When you think of retirement, do you picture yourself somewhere other than home? Whether you want to spend a few years travelling the world, ditch the Canadian winter for good or permanently move overseas – or on a cruise ship – it’s a dream for many to retire abroad.
Take Debbie Beckford, originally from Toronto, who moved to Sarasota, Fla. over 15 years ago for work, and eventually decided to retire there six years ago.
“Housing was very reasonable in Florida so we were able to afford a beautiful home in a lovely area close to the Gulf of Mexico,” she says of the decision. Beckford adds that activities she and her husband like to do – concerts, hockey games, for example – are also less expensive than at home in Canada.
On the flip side, she says health care is a big challenge – “much like having a second mortgage” – and that the political climate has “become more troubling over the years.” In fact, Beckford is planning to move back to Canada in the next year or so to be closer to family.
Beckford’s story illustrates the number one lesson in retiring abroad: Try to figure out if the reality will match the dream.
“If you’re going to consider retiring abroad, number one, travel there and see if you like it, the place and the culture,” says Hannah McVean, a Squamish, B.C.-based certified financial planner with Objective Financial Partners. “But then, you’ll also want to do some research.”
McVean points to several factors to consider. “There could be a potential cost of living differential between our country and the other,” she says. “So that could accelerate financial independence or not.”
She also recommends researching visas and whether it’s easy to move there.
“Some countries will try to lure expats there with incentives and easy residency options,” she says. “Is it the type of country where it’s easy to move to or do they make it difficult?”
Health care is also something to plan for. McVean says if you’re maintaining your residency in Canada, health care coverage while abroad depends on the province. In Ontario, for example, you can leave the country for six months at a time.
“Coverage abroad, like what [the province] will pay, that’s the tricky thing,” McVean says. She adds that having travel insurance in addition to provincial coverage is a good idea.
Also, consider your pensions.
“Your employer pension, you should check with your employer to see what the situation is,” McVean says. “But generally, if you’ve started your pension, there’s no problem and you’re entitled to your pension, but the administrative part, you might have to check with your pension plan to see what they need to change that.”
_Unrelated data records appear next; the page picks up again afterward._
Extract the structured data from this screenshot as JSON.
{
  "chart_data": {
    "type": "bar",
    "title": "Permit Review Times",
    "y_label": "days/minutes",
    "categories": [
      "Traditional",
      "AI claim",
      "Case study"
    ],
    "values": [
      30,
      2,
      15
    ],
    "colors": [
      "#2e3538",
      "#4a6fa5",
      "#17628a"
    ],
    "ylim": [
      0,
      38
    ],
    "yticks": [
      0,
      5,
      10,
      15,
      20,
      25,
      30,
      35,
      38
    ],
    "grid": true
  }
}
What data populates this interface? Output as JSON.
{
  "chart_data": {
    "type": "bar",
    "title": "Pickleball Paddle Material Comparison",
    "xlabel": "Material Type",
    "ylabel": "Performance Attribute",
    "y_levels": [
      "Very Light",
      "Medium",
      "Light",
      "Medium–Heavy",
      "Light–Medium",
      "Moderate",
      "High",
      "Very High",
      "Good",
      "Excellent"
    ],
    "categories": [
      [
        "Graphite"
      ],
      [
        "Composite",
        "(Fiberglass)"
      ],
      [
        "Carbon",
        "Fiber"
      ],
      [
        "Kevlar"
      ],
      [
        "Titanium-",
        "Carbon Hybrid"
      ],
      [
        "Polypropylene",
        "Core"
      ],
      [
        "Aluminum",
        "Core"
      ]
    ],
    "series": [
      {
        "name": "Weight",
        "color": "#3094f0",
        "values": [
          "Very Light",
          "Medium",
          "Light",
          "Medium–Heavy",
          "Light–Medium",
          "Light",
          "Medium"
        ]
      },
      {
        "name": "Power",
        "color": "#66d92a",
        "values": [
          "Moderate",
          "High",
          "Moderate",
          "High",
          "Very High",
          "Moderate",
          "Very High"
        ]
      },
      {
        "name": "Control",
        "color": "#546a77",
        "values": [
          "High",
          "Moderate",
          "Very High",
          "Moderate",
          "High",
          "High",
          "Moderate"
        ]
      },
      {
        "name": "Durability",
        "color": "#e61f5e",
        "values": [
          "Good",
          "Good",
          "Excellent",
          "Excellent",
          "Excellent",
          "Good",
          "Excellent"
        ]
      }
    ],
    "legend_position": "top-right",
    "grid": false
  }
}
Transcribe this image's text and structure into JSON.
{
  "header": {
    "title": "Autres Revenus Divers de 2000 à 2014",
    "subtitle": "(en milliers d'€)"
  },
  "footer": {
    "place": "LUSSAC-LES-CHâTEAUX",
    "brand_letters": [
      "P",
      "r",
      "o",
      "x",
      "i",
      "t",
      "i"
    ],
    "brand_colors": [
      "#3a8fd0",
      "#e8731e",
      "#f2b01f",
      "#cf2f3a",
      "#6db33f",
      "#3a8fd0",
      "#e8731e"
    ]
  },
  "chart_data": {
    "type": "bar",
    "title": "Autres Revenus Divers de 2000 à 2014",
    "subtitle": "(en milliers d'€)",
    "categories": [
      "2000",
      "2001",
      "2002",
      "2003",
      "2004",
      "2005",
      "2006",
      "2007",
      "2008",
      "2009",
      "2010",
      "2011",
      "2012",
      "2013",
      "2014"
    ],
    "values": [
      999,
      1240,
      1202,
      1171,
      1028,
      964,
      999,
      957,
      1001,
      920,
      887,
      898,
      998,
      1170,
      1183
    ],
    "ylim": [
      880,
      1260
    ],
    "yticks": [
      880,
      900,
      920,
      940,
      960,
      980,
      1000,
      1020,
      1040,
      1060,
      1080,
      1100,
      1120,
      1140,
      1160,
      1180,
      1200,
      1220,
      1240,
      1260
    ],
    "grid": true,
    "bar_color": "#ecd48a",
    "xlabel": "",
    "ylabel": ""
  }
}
She says for the Canada Pension Plan and Old Age Security, there’s generally “no issue” with receiving them once you become a non-resident, although there are taxes withheld. For Old Age Security specifically, to apply as a non-resident you generally need 20 years of residency in Canada after the age of 18.
As for other investments you plan to use in retirement, McVean says to consider tax implications.
“If you are going to officially give up your residency at some point, your RRSPs will be okay and you can generally leave your TFSAs, but your non-registered accounts are going to be deemed disposed,” she says. “And that could mean that there is a tax consequence on all those unrealized capital gains.”
She explains it like this: “When you become a non-resident, the government says, whether you sell [your non-registered accounts] or not, you have to pay tax on all the gains on your tax return that year, whether you sold it or not.”
McVean adds that you should also speak to your financial institution about your plans before you leave. Some don’t work with non-residents, some require a phone call confirmation for trades, etc.
Then there’s your will. McVean suggests making sure your will is valid in your new country of residence and hiring a trust company to be your executor.
“Appointing your child as an executor would probably not be optimal because generally, you’d want them to be where you live,” she says.
Retiring abroad is doable, but it does require some preliminary research and planning.
“We have clients who’ve moved all over the world,” says McVean. “Many people plan to go back to Canada in old age and some people don’t ever plan to. In each of those situations, people should obtain independent tax advice because each person’s situation is unique.”